アリスは、1971年(昭和46年)、谷村新司さん(ちんぺい)と、堀内孝雄さん(べーやん)の二人でアリスを結成し、翌年デビュー後、矢沢透さん(きんちゃん)が加入して、3人のアリスとしてスタートしました。
この「狂った果実」は、アリスの後期のアルバム「ALICE [」 に収められていて、すでにアリスサウンドが確立された時期の安定感のある楽曲です。
「狂った果実」というのは、もともと、「太陽の季節」で芥川賞受賞作家となった石原慎太郎さんの小説のひとつ「狂った果実」からの着想と思われます。
映画「太陽の季節」で脇役デビューした、石原慎太郎さんの弟、つまり石原裕次郎さんが、この「狂った果実」の映画で主演して大人気となり、翌年末の映画「嵐を呼ぶ男」の大ヒットで、戦後日本を代表する映画スターとなりました。

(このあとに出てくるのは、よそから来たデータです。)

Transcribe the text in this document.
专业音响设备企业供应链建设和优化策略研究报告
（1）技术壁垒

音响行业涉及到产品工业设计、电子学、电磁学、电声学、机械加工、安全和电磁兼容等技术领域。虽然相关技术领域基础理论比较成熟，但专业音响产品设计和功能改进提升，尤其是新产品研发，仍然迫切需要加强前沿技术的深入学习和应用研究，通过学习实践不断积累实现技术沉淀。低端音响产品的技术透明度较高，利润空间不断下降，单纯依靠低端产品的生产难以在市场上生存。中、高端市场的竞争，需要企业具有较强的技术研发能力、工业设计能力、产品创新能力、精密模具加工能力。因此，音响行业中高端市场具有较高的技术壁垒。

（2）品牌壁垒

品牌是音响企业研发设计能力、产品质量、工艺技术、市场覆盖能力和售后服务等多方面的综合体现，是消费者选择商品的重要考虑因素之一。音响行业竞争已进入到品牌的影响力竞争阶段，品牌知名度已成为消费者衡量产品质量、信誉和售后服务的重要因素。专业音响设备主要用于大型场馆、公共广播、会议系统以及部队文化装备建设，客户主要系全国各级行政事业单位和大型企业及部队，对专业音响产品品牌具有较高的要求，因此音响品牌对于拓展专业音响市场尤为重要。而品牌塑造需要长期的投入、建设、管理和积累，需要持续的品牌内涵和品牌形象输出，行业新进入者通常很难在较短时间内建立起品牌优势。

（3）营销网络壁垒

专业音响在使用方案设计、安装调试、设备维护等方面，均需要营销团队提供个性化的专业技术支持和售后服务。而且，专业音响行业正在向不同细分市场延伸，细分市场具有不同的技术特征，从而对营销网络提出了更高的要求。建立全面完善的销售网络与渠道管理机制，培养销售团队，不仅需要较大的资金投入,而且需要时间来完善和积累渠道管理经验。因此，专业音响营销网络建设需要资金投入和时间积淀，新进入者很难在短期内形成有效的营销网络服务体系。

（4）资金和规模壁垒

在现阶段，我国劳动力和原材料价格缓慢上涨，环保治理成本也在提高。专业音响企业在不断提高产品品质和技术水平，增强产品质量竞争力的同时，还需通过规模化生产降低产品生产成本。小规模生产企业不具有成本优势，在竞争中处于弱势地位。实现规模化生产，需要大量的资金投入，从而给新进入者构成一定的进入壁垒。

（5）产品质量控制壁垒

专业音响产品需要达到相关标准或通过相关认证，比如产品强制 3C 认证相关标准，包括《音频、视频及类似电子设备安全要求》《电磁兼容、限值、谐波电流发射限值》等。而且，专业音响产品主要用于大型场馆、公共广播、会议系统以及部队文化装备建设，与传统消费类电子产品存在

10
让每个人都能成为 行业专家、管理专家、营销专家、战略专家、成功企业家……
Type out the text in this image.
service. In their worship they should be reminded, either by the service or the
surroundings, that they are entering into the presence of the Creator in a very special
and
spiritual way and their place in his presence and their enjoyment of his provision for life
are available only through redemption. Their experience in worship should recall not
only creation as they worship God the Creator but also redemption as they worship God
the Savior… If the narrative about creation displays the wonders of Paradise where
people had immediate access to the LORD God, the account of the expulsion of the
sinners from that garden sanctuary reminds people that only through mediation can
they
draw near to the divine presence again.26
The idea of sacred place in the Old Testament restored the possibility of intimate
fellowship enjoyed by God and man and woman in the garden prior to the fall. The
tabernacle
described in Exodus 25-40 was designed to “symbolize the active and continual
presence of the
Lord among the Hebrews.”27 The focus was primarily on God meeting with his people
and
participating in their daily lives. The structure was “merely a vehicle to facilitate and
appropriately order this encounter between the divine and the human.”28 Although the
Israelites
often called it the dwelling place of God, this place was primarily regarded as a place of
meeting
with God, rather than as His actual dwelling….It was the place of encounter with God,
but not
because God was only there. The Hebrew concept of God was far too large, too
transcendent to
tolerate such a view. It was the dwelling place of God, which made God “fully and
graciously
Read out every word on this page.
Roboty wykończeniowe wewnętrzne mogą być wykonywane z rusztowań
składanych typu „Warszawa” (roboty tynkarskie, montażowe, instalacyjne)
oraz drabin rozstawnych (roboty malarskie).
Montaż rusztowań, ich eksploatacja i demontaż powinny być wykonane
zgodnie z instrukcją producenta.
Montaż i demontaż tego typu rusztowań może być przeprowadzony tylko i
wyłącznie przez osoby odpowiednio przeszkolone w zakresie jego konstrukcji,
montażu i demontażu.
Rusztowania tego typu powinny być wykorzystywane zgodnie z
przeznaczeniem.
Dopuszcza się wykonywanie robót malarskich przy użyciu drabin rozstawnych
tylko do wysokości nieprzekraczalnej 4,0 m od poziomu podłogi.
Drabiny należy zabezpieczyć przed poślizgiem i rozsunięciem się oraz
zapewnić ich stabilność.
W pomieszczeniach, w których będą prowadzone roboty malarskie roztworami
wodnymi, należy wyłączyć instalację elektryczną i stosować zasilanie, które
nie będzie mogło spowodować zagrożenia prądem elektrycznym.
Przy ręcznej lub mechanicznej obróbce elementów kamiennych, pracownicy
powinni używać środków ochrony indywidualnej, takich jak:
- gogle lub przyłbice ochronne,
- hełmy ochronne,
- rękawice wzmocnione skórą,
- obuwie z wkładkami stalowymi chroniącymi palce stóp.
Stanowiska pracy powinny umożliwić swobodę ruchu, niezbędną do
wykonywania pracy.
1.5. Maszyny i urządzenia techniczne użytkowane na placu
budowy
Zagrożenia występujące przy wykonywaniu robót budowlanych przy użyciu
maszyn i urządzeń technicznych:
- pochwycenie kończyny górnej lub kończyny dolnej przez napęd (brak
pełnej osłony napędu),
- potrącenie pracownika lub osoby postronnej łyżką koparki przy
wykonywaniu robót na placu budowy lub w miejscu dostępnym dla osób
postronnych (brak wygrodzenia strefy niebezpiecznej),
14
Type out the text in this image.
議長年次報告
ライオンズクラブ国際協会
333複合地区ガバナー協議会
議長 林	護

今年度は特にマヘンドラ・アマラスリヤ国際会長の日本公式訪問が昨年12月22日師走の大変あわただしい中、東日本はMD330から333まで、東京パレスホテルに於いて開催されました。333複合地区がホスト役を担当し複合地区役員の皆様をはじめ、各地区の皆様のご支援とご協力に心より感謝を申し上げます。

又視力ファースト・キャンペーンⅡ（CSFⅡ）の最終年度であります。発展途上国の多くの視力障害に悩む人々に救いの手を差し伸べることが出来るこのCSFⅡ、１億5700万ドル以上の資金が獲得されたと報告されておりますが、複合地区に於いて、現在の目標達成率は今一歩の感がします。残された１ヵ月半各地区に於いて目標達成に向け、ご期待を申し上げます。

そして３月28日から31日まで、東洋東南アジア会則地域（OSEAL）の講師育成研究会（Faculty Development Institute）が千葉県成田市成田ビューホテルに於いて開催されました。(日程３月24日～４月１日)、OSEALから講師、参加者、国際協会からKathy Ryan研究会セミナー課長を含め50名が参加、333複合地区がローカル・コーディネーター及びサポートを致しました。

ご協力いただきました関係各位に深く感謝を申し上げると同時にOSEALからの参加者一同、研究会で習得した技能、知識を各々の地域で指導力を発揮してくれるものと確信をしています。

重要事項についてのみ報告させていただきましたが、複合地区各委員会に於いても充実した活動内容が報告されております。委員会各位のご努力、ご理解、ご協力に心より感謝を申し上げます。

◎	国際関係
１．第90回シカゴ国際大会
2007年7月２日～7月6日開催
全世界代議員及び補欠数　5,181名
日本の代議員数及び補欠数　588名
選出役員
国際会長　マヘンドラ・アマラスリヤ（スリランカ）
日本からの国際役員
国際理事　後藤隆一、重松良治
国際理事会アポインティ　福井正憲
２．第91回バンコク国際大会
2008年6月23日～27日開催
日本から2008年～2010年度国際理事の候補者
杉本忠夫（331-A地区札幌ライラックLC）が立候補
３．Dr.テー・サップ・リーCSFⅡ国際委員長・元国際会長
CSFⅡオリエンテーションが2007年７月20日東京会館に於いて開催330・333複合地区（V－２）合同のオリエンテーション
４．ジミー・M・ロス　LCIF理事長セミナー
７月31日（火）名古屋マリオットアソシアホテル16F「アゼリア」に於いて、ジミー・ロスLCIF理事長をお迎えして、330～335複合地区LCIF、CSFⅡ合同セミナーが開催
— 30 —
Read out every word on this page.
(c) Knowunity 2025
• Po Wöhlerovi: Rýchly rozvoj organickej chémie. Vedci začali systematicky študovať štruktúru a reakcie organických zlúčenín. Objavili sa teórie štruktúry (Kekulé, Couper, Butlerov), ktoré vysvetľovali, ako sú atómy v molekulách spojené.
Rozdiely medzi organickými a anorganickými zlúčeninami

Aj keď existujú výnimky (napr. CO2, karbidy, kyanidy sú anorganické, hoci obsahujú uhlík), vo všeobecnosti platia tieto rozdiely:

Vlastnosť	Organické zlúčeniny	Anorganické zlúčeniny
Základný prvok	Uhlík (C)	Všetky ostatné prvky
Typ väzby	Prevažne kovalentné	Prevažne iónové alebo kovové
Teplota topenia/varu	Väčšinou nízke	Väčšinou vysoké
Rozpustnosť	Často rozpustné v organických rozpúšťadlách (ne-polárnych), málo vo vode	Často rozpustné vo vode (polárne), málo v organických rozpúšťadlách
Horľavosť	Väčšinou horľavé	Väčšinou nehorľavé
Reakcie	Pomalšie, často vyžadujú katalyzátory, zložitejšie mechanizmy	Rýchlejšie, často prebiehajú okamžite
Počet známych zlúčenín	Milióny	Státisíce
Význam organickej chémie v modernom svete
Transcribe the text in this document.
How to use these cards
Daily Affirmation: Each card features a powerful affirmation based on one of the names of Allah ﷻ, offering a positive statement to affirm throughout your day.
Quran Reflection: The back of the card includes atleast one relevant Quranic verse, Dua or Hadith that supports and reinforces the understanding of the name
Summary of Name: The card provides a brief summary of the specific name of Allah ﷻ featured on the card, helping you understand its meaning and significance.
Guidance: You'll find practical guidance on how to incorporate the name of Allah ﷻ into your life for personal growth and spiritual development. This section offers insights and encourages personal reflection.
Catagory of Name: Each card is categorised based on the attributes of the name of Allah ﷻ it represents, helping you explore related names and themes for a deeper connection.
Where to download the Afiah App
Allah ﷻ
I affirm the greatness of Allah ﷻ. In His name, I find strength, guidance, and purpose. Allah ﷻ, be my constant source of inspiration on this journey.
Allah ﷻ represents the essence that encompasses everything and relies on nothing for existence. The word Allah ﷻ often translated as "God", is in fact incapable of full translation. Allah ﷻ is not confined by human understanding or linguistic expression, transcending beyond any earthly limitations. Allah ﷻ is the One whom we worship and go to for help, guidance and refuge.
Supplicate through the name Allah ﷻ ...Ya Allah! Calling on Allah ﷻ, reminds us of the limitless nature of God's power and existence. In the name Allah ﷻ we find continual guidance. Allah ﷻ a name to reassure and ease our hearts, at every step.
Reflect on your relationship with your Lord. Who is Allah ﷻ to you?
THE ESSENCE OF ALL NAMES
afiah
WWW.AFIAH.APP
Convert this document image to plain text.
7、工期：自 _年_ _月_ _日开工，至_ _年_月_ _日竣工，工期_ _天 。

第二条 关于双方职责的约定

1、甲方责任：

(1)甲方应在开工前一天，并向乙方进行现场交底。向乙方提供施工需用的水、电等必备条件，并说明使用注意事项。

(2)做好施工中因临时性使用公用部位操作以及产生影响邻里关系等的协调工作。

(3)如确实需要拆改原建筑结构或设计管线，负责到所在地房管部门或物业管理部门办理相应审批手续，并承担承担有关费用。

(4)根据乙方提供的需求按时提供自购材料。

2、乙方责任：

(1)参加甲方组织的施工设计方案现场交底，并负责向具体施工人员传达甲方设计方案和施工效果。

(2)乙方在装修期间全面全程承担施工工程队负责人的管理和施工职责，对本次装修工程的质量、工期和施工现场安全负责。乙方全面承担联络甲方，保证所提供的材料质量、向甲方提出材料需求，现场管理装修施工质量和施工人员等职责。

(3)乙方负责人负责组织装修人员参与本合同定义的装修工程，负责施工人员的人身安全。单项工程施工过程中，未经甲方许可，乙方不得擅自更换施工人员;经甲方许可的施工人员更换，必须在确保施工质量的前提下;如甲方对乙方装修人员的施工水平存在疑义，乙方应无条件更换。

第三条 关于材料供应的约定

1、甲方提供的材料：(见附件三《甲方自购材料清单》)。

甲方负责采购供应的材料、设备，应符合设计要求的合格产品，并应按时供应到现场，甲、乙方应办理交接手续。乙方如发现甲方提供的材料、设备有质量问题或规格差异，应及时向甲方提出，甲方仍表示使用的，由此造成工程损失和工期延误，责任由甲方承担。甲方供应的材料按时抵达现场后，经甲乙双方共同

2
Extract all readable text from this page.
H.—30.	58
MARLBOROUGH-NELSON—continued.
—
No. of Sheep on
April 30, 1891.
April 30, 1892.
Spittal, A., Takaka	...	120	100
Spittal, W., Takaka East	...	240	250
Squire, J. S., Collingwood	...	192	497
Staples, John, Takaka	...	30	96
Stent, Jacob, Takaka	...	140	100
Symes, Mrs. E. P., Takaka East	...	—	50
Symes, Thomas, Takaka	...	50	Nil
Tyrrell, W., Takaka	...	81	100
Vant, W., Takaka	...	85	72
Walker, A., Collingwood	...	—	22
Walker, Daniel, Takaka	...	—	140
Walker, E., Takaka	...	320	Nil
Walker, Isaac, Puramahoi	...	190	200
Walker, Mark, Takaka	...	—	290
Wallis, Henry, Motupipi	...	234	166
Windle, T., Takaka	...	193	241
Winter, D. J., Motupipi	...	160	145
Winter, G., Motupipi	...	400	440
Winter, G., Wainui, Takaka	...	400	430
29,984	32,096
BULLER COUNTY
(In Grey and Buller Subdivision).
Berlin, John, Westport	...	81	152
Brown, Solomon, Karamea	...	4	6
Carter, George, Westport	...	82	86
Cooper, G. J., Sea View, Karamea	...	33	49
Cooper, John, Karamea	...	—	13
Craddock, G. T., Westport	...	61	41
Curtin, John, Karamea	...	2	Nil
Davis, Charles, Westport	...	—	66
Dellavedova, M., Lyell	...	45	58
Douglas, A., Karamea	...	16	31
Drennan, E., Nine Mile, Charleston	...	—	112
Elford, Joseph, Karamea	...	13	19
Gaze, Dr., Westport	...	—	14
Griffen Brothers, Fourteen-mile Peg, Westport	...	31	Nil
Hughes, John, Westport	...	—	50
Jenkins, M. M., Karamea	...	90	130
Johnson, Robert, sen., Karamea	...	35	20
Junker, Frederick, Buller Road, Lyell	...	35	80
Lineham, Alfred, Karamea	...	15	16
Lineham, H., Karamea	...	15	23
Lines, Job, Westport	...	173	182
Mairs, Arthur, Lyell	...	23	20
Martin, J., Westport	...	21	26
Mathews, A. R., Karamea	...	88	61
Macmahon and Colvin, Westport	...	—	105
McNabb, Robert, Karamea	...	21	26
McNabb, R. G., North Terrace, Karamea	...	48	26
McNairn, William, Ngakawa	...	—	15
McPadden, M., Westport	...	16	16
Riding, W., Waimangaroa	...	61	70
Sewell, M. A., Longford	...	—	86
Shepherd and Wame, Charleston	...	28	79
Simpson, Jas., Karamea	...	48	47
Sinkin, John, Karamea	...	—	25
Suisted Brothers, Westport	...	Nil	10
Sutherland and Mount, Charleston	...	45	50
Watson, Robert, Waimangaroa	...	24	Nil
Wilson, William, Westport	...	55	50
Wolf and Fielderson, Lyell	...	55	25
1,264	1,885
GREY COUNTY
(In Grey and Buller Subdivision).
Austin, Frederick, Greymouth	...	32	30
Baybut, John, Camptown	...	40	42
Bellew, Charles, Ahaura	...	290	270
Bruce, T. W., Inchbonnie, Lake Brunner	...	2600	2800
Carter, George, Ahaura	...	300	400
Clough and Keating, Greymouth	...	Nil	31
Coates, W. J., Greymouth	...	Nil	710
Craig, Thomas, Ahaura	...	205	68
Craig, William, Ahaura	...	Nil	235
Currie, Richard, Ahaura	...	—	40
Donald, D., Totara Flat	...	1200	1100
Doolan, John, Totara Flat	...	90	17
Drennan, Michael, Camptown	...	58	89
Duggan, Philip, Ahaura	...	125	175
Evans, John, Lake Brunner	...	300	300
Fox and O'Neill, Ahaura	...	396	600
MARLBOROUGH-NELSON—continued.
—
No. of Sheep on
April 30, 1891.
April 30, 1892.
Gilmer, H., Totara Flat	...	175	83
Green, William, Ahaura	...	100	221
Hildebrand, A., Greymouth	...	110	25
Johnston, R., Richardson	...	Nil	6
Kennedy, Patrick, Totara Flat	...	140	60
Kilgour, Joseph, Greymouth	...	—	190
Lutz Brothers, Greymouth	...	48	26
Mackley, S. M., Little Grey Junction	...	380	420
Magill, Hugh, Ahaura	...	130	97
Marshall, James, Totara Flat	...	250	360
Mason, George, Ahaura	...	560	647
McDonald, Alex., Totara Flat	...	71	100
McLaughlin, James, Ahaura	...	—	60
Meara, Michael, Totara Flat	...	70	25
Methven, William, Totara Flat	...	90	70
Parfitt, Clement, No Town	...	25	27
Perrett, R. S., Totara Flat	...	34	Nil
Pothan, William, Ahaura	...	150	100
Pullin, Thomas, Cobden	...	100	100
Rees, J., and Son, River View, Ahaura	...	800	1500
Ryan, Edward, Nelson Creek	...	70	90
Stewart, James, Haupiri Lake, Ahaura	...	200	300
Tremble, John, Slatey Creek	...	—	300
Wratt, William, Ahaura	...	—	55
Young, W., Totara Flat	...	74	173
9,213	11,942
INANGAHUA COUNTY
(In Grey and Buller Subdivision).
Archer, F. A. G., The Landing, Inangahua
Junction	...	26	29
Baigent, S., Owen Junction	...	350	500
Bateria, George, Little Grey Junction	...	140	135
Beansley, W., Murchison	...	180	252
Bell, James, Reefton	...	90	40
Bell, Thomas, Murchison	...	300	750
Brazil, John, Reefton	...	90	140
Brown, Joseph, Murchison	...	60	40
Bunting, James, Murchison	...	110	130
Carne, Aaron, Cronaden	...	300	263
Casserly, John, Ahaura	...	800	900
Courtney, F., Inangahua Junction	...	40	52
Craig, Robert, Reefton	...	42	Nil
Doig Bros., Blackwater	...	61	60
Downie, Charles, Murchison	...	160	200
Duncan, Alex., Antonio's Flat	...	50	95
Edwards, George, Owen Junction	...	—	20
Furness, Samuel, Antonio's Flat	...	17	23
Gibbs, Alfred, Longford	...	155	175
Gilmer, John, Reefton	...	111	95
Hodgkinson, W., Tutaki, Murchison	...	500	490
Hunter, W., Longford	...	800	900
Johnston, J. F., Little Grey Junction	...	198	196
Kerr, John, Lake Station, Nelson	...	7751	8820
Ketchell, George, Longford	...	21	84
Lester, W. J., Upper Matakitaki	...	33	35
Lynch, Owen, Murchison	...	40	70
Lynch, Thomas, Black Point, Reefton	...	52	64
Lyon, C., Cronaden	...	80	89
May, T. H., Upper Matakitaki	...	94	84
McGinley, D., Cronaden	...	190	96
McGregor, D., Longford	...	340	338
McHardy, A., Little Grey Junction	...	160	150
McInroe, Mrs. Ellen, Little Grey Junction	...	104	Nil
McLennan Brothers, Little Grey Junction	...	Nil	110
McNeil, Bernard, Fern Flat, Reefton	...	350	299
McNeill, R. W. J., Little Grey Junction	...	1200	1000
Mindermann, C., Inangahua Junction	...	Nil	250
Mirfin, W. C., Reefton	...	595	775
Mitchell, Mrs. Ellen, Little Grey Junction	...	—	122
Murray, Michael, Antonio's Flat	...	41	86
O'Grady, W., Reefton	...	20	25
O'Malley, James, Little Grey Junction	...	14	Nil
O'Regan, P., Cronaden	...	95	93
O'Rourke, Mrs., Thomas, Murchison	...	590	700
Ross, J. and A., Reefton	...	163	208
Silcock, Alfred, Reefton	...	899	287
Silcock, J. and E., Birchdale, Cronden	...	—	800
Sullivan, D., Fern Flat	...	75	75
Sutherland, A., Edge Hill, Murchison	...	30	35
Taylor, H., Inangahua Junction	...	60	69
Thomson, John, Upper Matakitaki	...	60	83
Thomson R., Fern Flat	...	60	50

マスター(館長)の世代では、おそらく青春映画スターといえば加山雄三さんあたりからで、石原裕次郎さんというのは、テレビの刑事ドラマ「太陽にほえろ」の渋いボス役のイメージの方が強いのですが、ちんぺいさんなどのいわゆる団塊の世代の人にとっては、石原裕次郎さんは、少年時代に見た憧れの銀幕の青春スターそのものだったのでしょうね。
なお、このアリスの曲から着想した根岸吉太郎監督の日活ロマンポルノ映画「狂った果実」もあるそうですが、残念ながら、1981年(昭和56年)の作品で、マスター(館長)もすでに日活ロマンポルノ路線から卒業していたので記憶がありません。(笑)
アリスは、谷村さん、堀内さんが、同じ大阪市出身ということもあって、初期の頃から知っていましたが、2005年(平成17年)の第56回紅白歌合戦では、アリスは再結成して出場し、狂った果実〜遠くで汽笛を聞きながら〜を昔のように熱唱してくれたのは、往年のファンとして、嬉しかったです。